The video AI Jargon: The A-List discusses some important AI terms starting with the letter: . Activation function - The non-linear function applied at each neuron’s output, such as ReLU, GELU, or SwiGLU . Adam / AdamW - The default optimizers currently used for training neural networks . Agent - A Large Language Model combined with a harness that allows it to operate in a loop using various tools . Agentic engineering - A term from 2026 describing the practice of orchestrating AI agents to write code under human supervision . AGI (Artificial General Intelligence) - A theoretical system capable of performing any cognitive task a human can do at a human level or better . AI Act (EU) - Regulations from the European Union that classify AI systems based on their risk levels, which began phasing in through 2026 . AI winter - Historical timeframes in the 1970s and late 1980s where funding and interest in AI research significantly dropped . Alignment - The field of study focused on ensuring AI systems pursue the actual goals intended by their human operators . ASI (Artificial Superintelligence) - A hypothetical AI system that would be significantly smarter than humans in every possible domain . Attention - The core mechanism of transformer architectures that determines which other tokens in a sequence are most relevant to a specific token This content was created through personal research with the help of NotebookLM.
Full Transcript
Let's dive right into this explainer and demystify 10 essential AI jargon terms starting with a from activation to ASI. Here's your rapidfire crash course on the ultimate AI alist.
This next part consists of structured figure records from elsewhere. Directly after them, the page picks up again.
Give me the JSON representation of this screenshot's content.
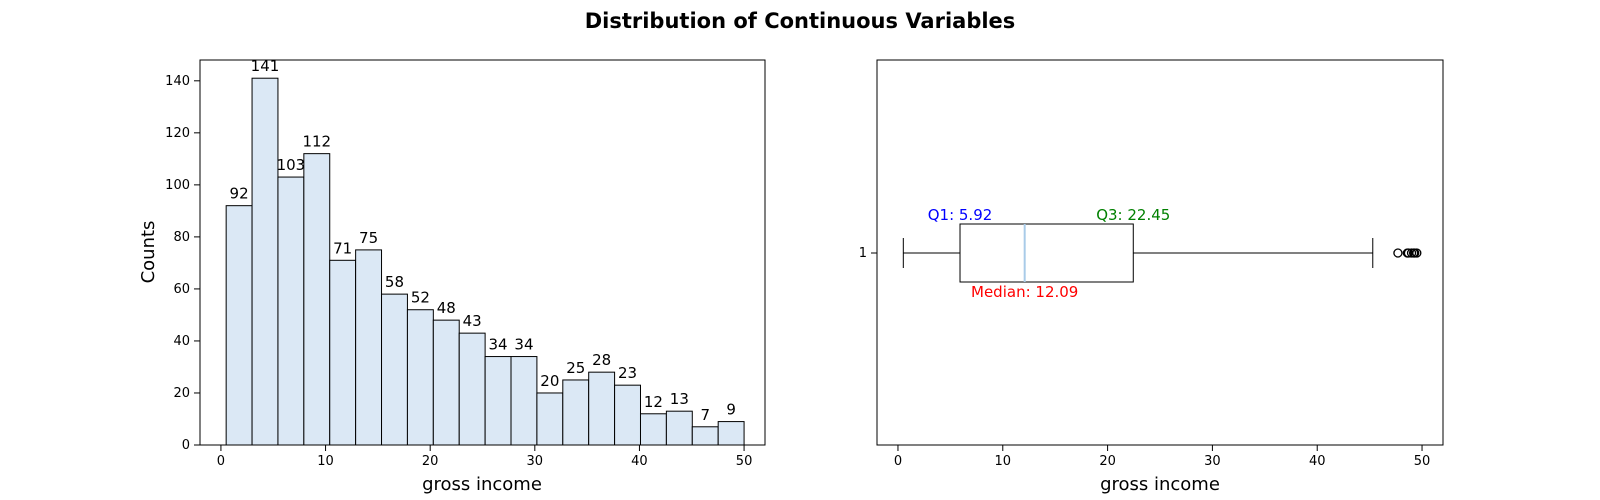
{
  "figure": {
    "title": "Distribution of Continuous Variables"
  },
  "chart_data": [
    {
      "type": "bar",
      "subtype": "histogram",
      "xlabel": "gross income",
      "ylabel": "Counts",
      "bin_start": 0.5,
      "bin_width": 2.475,
      "values": [
        92,
        141,
        103,
        112,
        71,
        75,
        58,
        52,
        48,
        43,
        34,
        34,
        20,
        25,
        28,
        23,
        12,
        13,
        7,
        9
      ],
      "xlim": [
        -2,
        52
      ],
      "ylim": [
        0,
        148
      ],
      "xticks": [
        0,
        10,
        20,
        30,
        40,
        50
      ],
      "yticks": [
        0,
        20,
        40,
        60,
        80,
        100,
        120,
        140
      ],
      "bar_color": "#dbe8f5",
      "edge_color": "#000000",
      "grid": false
    },
    {
      "type": "boxplot",
      "orientation": "horizontal",
      "xlabel": "gross income",
      "ytick_label": "1",
      "xlim": [
        -2,
        52
      ],
      "xticks": [
        0,
        10,
        20,
        30,
        40,
        50
      ],
      "whisker_low": 0.51,
      "q1": 5.92,
      "median": 12.09,
      "q3": 22.45,
      "whisker_high": 45.3,
      "outliers": [
        47.7,
        48.6,
        48.7,
        49.0,
        49.2,
        49.3,
        49.5
      ],
      "annotations": {
        "q1": "Q1: 5.92",
        "median": "Median: 12.09",
        "q3": "Q3: 22.45"
      },
      "colors": {
        "q1": "#0000ff",
        "median": "#ff0000",
        "q3": "#008000",
        "median_line": "#a9cbe8"
      }
    }
  ]
}
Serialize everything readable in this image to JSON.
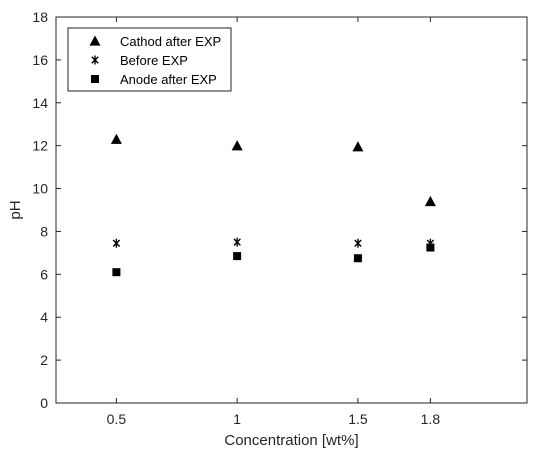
{
  "chart_data": {
    "type": "scatter",
    "title": "",
    "xlabel": "Concentration [wt%]",
    "ylabel": "pH",
    "categories": [
      "0.5",
      "1",
      "1.5",
      "1.8"
    ],
    "x": [
      0.5,
      1,
      1.5,
      1.8
    ],
    "xlim": [
      0.25,
      2.2
    ],
    "ylim": [
      0,
      18
    ],
    "yticks": [
      0,
      2,
      4,
      6,
      8,
      10,
      12,
      14,
      16,
      18
    ],
    "grid": false,
    "legend_position": "top-left",
    "series": [
      {
        "name": "Cathod after EXP",
        "marker": "triangle",
        "values": [
          12.3,
          12.0,
          11.95,
          9.4
        ]
      },
      {
        "name": "Before EXP",
        "marker": "asterisk",
        "values": [
          7.45,
          7.5,
          7.45,
          7.45
        ]
      },
      {
        "name": "Anode after EXP",
        "marker": "square",
        "values": [
          6.1,
          6.85,
          6.75,
          7.25
        ]
      }
    ],
    "colors": {
      "marker": "#000000",
      "axis": "#262626"
    }
  }
}
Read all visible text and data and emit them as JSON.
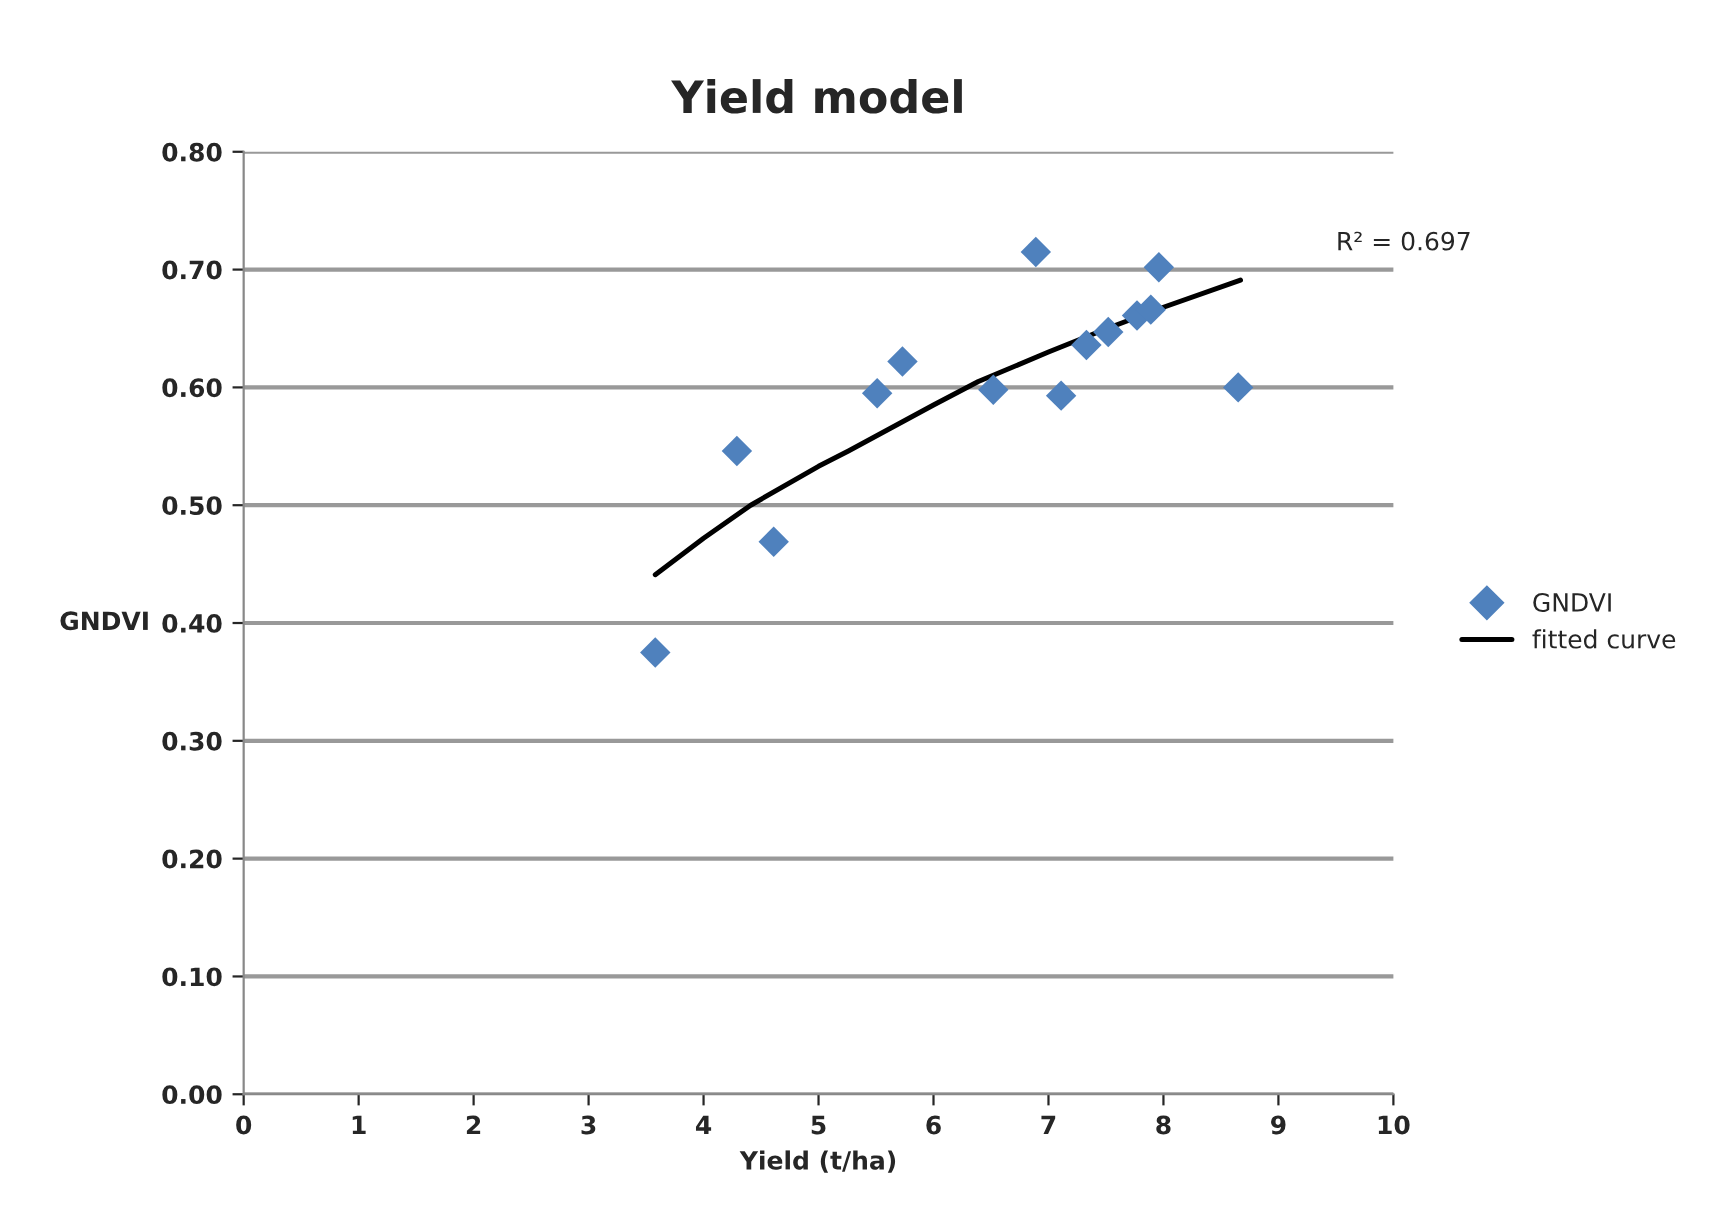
{
  "chart_data": {
    "type": "scatter",
    "title": "Yield model",
    "xlabel": "Yield (t/ha)",
    "ylabel": "GNDVI",
    "xlim": [
      0,
      10
    ],
    "xticks": [
      0,
      1,
      2,
      3,
      4,
      5,
      6,
      7,
      8,
      9,
      10
    ],
    "ylim": [
      0,
      0.8
    ],
    "yticks": [
      {
        "value": 0,
        "label": "0.00"
      },
      {
        "value": 0.1,
        "label": "0.10"
      },
      {
        "value": 0.2,
        "label": "0.20"
      },
      {
        "value": 0.3,
        "label": "0.30"
      },
      {
        "value": 0.4,
        "label": "0.40"
      },
      {
        "value": 0.5,
        "label": "0.50"
      },
      {
        "value": 0.6,
        "label": "0.60"
      },
      {
        "value": 0.7,
        "label": "0.70"
      },
      {
        "value": 0.8,
        "label": "0.80"
      }
    ],
    "grid": "y",
    "legend": "right",
    "annotations": [
      "R² = 0.697"
    ],
    "series": [
      {
        "name": "GNDVI",
        "marker": "diamond",
        "color": "#4f81bd",
        "x": [
          3.58,
          4.29,
          4.61,
          5.51,
          5.73,
          6.52,
          6.89,
          7.11,
          7.33,
          7.52,
          7.77,
          7.89,
          7.96,
          8.65
        ],
        "values": [
          0.375,
          0.546,
          0.469,
          0.595,
          0.622,
          0.598,
          0.715,
          0.593,
          0.636,
          0.647,
          0.661,
          0.666,
          0.702,
          0.6
        ]
      },
      {
        "name": "fitted curve",
        "type": "line",
        "color": "#000000",
        "line_style": "solid",
        "marker": "none",
        "x": [
          3.58,
          4.0,
          4.41,
          5.0,
          5.26,
          6.0,
          6.39,
          7.0,
          7.51,
          8.0,
          8.67
        ],
        "values": [
          0.441,
          0.472,
          0.5,
          0.533,
          0.546,
          0.585,
          0.605,
          0.63,
          0.65,
          0.668,
          0.691
        ]
      }
    ]
  }
}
Phase one core mechanics. We're going deep under the hood of neural networks. First up, activation functions. These nonlinear math kinks let networks learn highly complex real world patterns. Every single neuron applies this specific function before firing results over to the next layer. Next, Atom or Atom W. Think of these default optimizers as engines tuning the model's dials. Then there's attention. It literally tells the model which surrounding words matter most right now. Phase two, the action layer. How do we actually put these models to work? So, an agent isn't just a static model. It's an AI driving itself using external tools. and agent tenic engineering. That's a term for orchestrating AI agents to code while you supervise. Phase three, big horizons. Time to zoom way out to global implications and massive hurdles. AGI, artificial general intelligence, is an AI matching human cognitive levels across pretty much any task. But AI, artificial super intelligence, is a hypothetical system vastly smarter than the absolute brightest humans. So AGI aims for human parody while ASI is a profound superhuman leap beyond us. To handle that power, we absolutely need alignment, ensuring models actually pursue our intended goals. If we fail or overhype things, we risk another AI winter where industry funding completely freezes. To manage these massive risks, the EU's AI act is currently phasing in critical new regulations. By strictly classifying systems by risk, it forces developers globally to prioritize real safety compliance. So, from neuromchanics to global laws, which of these concepts disrupts your industry first?
Original Description
The video AI Jargon: The A-List discusses some important AI terms starting with the letter:
. Activation function - The non-linear function applied at each neuron’s output, such as ReLU, GELU, or SwiGLU
. Adam / AdamW - The default optimizers currently used for training neural networks
. Agent - A Large Language Model combined with a harness that allows it to operate in a loop using various tools
. Agentic engineering - A term from 2026 describing the practice of orchestrating AI agents to write code under human supervision
. AGI (Artificial General Intelligence) - A theoretical system capable of performing any cognitive task a human can do at a human level or better
. AI Act (EU) - Regulations from the European Union that classify AI systems based on their risk levels, which began phasing in through 2026
. AI winter - Historical timeframes in the 1970s and late 1980s where funding and interest in AI research significantly dropped
. Alignment - The field of study focused on ensuring AI systems pursue the actual goals intended by their human operators
. ASI (Artificial Superintelligence) - A hypothetical AI system that would be significantly smarter than humans in every possible domain
. Attention - The core mechanism of transformer architectures that determines which other tokens in a sequence are most relevant to a specific token
This content was created through personal research with the help of NotebookLM.